Le statut d'observateur permettra désormais à la Commission de faire valoir la position de l'UE sur l'ensemble des questions internationales qui touchent à la santé et au bien-être des animaux. À l'ouverture de la conférence, David Byrne, membre de la Commission, s'est engagé à continuer de soutenir activement l'OIE dans ses activités et s'est félicité de l'initiative que constitue l'organisation de la première conférence internationale sur le bien-être animal.
«La portée de cette conférence ne doit pas être sous-estimée. Pour la toute première fois, les parties intéressées, les scientifiques et les gouvernements ont eu l'occasion d'examiner ensemble les questions liées au bien-être des animaux dans une perspective mondiale.» a déclaré David Byrne
Les Européens sont extrêmement soucieux du bien-être animal et la décision prise à l'unanimité par les pays membres de l'OIE de traiter le problème au niveau international confirme l'intérêt suscité dans le monde entier par cette question. La Commission souscrit à la démarche de l'OIE visant à fonder des orientations et des normes de bien-être animal sur les meilleures données scientifiques disponibles et à mettre en place des groupes d'experts chargés de ces questions.
Des orientations et des normes définies au niveau de l'OIE devraient être plus facilement acceptées au niveau international. Récemment, des groupes d'experts de l'OIE ont entrepris de mettre au point des normes et des orientations internationales concernant le bien-être des animaux en cours de transport terrestre et maritime, l'abattage dans des conditions décentes et l'élimination des animaux à des fins de police sanitaire; elles devraient être disponibles d'ici 2005. Par ailleurs, il est prévu d'adopter lors de la session générale du comité international de l'OIE en mai 2004 des principes directeurs relatifs au bien-être animal. Les pays membres de l'OIE sont toutefois libres de continuer à appliquer leurs normes si elles sont plus strictes, telles que les normes communautaires.
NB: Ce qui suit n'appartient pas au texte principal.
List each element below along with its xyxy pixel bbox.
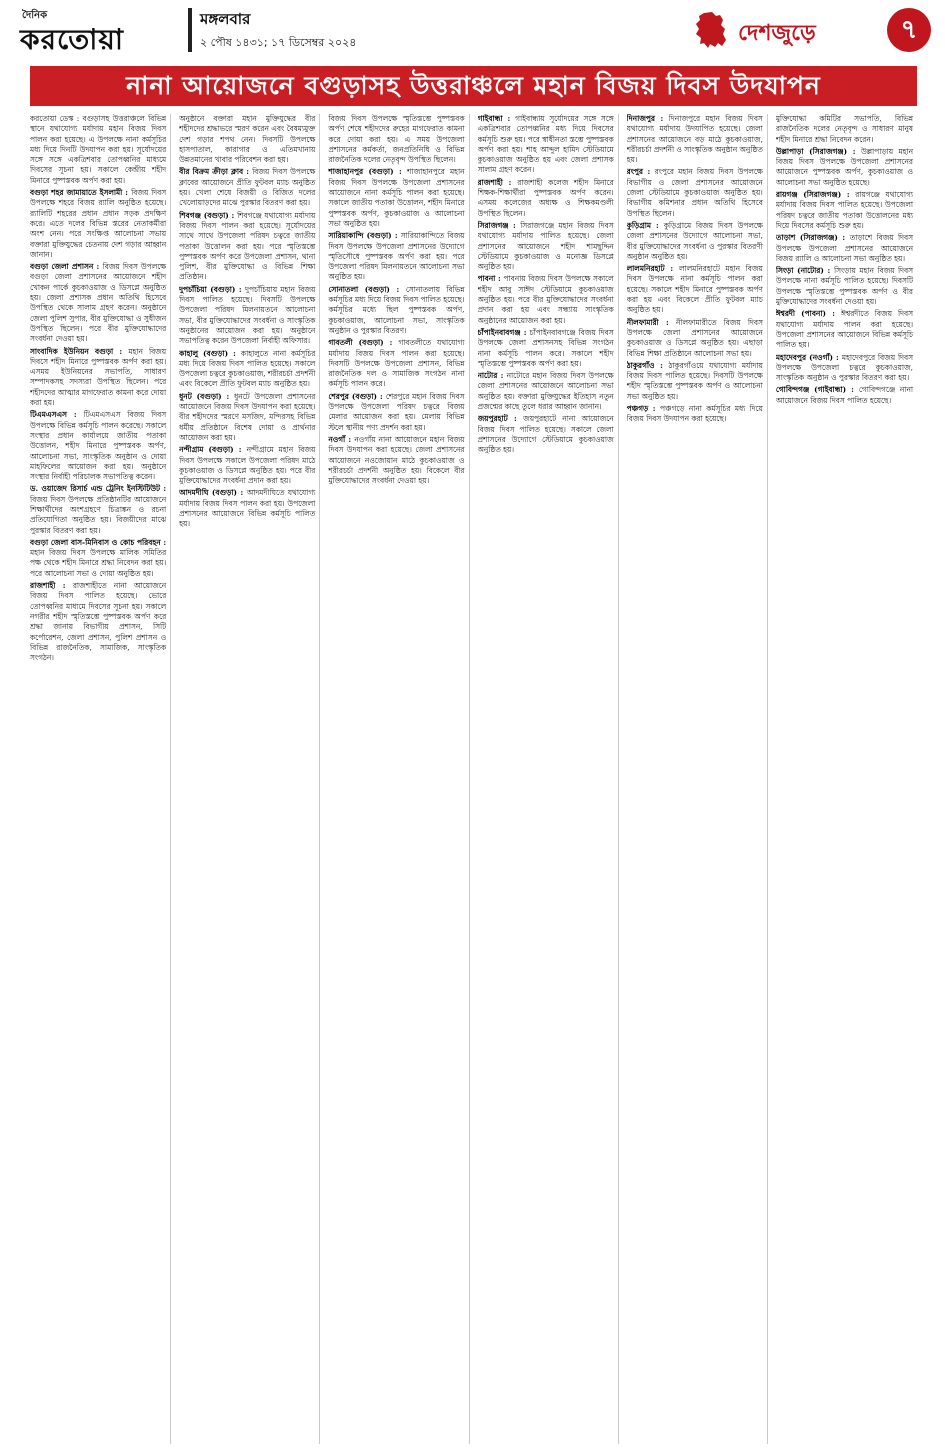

David Byrne a ajouté: «Je voudrais faire état de la principale critique, souvent exprimée par les producteurs et par certaines branches de l'industrie agroalimentaire, selon lesquels des normes de bien-être plus strictes se traduiraient par des coûts de production et de distribution plus élevés. L'expérience acquise en Europe a montré que, dans de nombreux cas, une meilleure protection des animaux n'entraîne pas de coûts supplémentaires significatifs. Même si tel était le cas, ces surcoûts pourraient être largement récupérés par la différence de prix de produits de qualité supérieure, plus respectueux du bien-être des animaux, pour autant qu'ils soient commercialisés efficacement et que les consommateurs soient convenablement informés.
Il importe c'est incontestable - que les marchés évoluent et s'adaptent en réponse aux demandes des consommateurs. À cet égard, il est encourageant de constater par exemple, que certaines chaînes internationales de restauration rapide utilisent désormais des œufs de poules élevées en libre parcours.»